I'm trying to run the CRFClassifier on a string to extract entities from the string. I'm using the Ruby bindings for the Stanford NLP entity recognizer from here: https://github.com/tiendung/ruby-nlp
It works perfectly fine on its own class say (nlp.rb). When I run ruby nlp.rb
it works fine.

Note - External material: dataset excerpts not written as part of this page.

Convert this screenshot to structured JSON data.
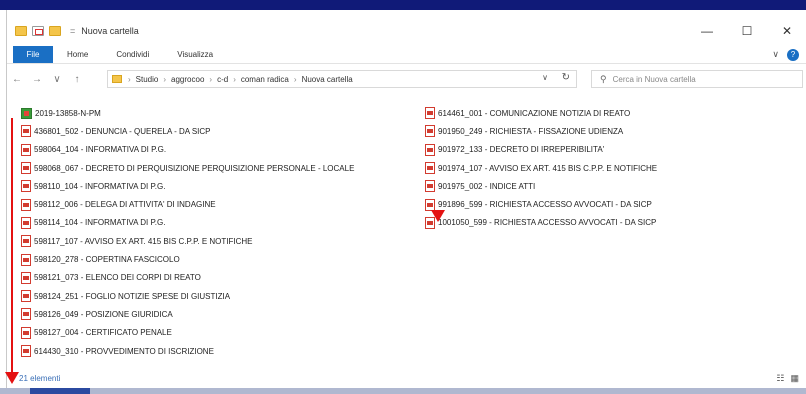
{
  "window": {
    "title": "Nuova cartella",
    "qa_separator": "=",
    "controls": {
      "minimize": "—",
      "maximize": "☐",
      "close": "✕"
    }
  },
  "ribbon": {
    "tabs": [
      "File",
      "Home",
      "Condividi",
      "Visualizza"
    ],
    "expand": "∨"
  },
  "nav": {
    "back": "←",
    "forward": "→",
    "recent": "∨",
    "up": "↑",
    "breadcrumb": [
      "Studio",
      "aggrocoo",
      "c-d",
      "coman radica",
      "Nuova cartella"
    ],
    "dropdown": "∨",
    "refresh": "↻"
  },
  "search": {
    "placeholder": "Cerca in Nuova cartella"
  },
  "files_col1": [
    {
      "name": "2019-13858-N-PM",
      "type": "exe"
    },
    {
      "name": "436801_502 - DENUNCIA - QUERELA - DA SICP",
      "type": "pdf"
    },
    {
      "name": "598064_104 - INFORMATIVA DI P.G.",
      "type": "pdf"
    },
    {
      "name": "598068_067 - DECRETO DI PERQUISIZIONE PERQUISIZIONE PERSONALE - LOCALE",
      "type": "pdf"
    },
    {
      "name": "598110_104 - INFORMATIVA DI P.G.",
      "type": "pdf"
    },
    {
      "name": "598112_006 - DELEGA DI ATTIVITA' DI INDAGINE",
      "type": "pdf"
    },
    {
      "name": "598114_104 - INFORMATIVA DI P.G.",
      "type": "pdf"
    },
    {
      "name": "598117_107 - AVVISO EX ART. 415 BIS C.P.P. E NOTIFICHE",
      "type": "pdf"
    },
    {
      "name": "598120_278 - COPERTINA FASCICOLO",
      "type": "pdf"
    },
    {
      "name": "598121_073 - ELENCO DEI CORPI DI REATO",
      "type": "pdf"
    },
    {
      "name": "598124_251 - FOGLIO NOTIZIE SPESE DI GIUSTIZIA",
      "type": "pdf"
    },
    {
      "name": "598126_049 - POSIZIONE GIURIDICA",
      "type": "pdf"
    },
    {
      "name": "598127_004 - CERTIFICATO PENALE",
      "type": "pdf"
    },
    {
      "name": "614430_310 - PROVVEDIMENTO DI ISCRIZIONE",
      "type": "pdf"
    }
  ],
  "files_col2": [
    {
      "name": "614461_001 - COMUNICAZIONE NOTIZIA DI REATO",
      "type": "pdf"
    },
    {
      "name": "901950_249 - RICHIESTA - FISSAZIONE UDIENZA",
      "type": "pdf"
    },
    {
      "name": "901972_133 - DECRETO DI IRREPERIBILITA'",
      "type": "pdf"
    },
    {
      "name": "901974_107 - AVVISO EX ART. 415 BIS C.P.P. E NOTIFICHE",
      "type": "pdf"
    },
    {
      "name": "901975_002 - INDICE ATTI",
      "type": "pdf"
    },
    {
      "name": "991896_599 - RICHIESTA ACCESSO AVVOCATI - DA SICP",
      "type": "pdf"
    },
    {
      "name": "1001050_599 - RICHIESTA ACCESSO AVVOCATI - DA SICP",
      "type": "pdf"
    }
  ],
  "status": {
    "count": "21 elementi",
    "view_details": "☷",
    "view_icons": "▦"
  },
  "colors": {
    "accent": "#1a6fc4",
    "annotation": "#e41111",
    "pdf": "#d23b2f"
  }
}
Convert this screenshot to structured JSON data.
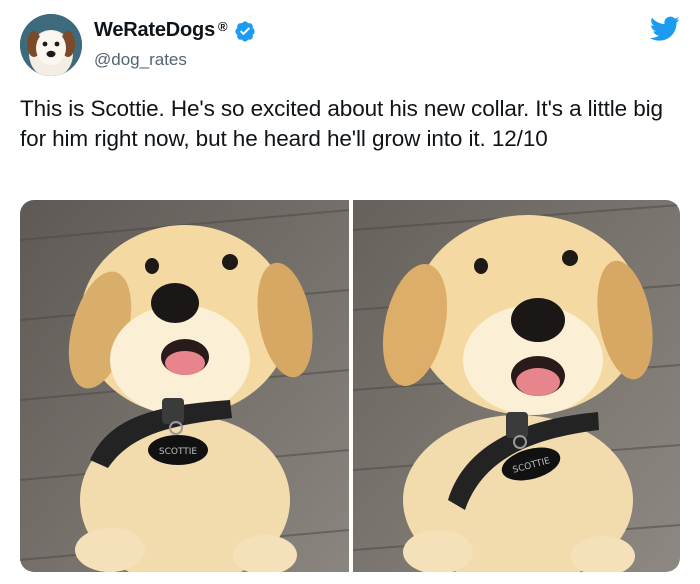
{
  "account": {
    "display_name": "WeRateDogs",
    "registered_mark": "®",
    "handle": "@dog_rates",
    "verified": true
  },
  "icons": {
    "avatar": "dog-avatar",
    "verified": "verified-badge-icon",
    "platform": "twitter-bird-icon"
  },
  "colors": {
    "brand_blue": "#1d9bf0",
    "text": "#0f1419",
    "secondary_text": "#536471"
  },
  "tweet": {
    "text": "This is Scottie. He's so excited about his new collar. It's a little big for him right now, but he heard he'll grow into it. 12/10"
  },
  "media": {
    "photos": [
      {
        "subject": "golden retriever puppy with black collar",
        "tag_text": "SCOTTIE"
      },
      {
        "subject": "golden retriever puppy with black collar",
        "tag_text": "SCOTTIE"
      }
    ]
  }
}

However, I've tried to create an object of this class inside one of my controllers in my rails app and for some reason I'm getting the following error:
java.lang.NoClassDefFoundError: edu/stanford/nlp/ie/crf/CRFClassifier
Here is the code that works fine on its own but not inside a controller.
def initialize
Rjb::load('stanford-postagger.jar:stanford-ner.jar', ['-Xmx200m'])
crfclassifier = Rjb::import('edu.stanford.nlp.ie.crf.CRFClassifier')
maxentTagger = Rjb::import('edu.stanford.nlp.tagger.maxent.MaxentTagger')
maxentTagger.init("left3words-wsj-0-18.tagger")
sentence = Rjb::import('edu.stanford.nlp.ling.Sentence')
@classifier = crfclassifier.getClassifierNoExceptions("ner-eng-ie.crf-4-conll.ser.gz")
end
def get_entities(sentence)
sent = sentence
@classifier.testStringInlineXML( sent )
end
It's the same exact code in both cases. Anyone has any idea of what's happening here!?
Thanks in advance!
I think you need this:
Rjb::load('/path/to/jar/stanford-postagger.jar:/path/to/jar/stanford-ner.jar', ['-Xmx200m'])
I just tried this and it works. Create a dir in lib called nlp. Put the jars there and then create a class which loads the jars using the full path:
So you end up with:
├── lib
│ ├── nlp
│ │ ├── stanford-ner.jar
│ │ └── stanford-postagger.jar
│ └── nlp.rb
require 'rjb'
class NLP
def initialize
pos_tagger = File.expand_path('../nlp/stanford-postagger.jar', __FILE__)
ner = File.expand_path('../nlp/stanford-ner.jar', __FILE__)
Rjb::load("#{pos_tagger}:#{ner}", ['-Xmx200m'])
crfclassifier = Rjb::import('edu.stanford.nlp.ie.crf.CRFClassifier')
maxentTagger = Rjb::import('edu.stanford.nlp.tagger.maxent.MaxentTagger')
maxentTagger.init("left3words-wsj-0-18.tagger")
sentence = Rjb::import('edu.stanford.nlp.ling.Sentence')
@classifier = crfclassifier.getClassifierNoExceptions("ner-eng-ie.crf-4-conll.ser.gz")
end
def get_entities(sentence)
sent = sentence
@classifier.testStringInlineXML( sent )
end
end
Little test class:
require_relative 'lib/nlp'
n = NLP.new
n.get_entities("Good afternoon Rajat Raina, how are you today?")
output:
ruby t.rb
Loading classifier from /Users/brendan/code/ruby/ruby-nlp/ner-eng-ie.crf-4-conll.ser.gz ... done [1.2 sec].
Getting data from Good afternoon Rajat Raina, how are you today? (default encoding)
Good afternoon <PERSON>Rajat Raina</PERSON>, how are you today?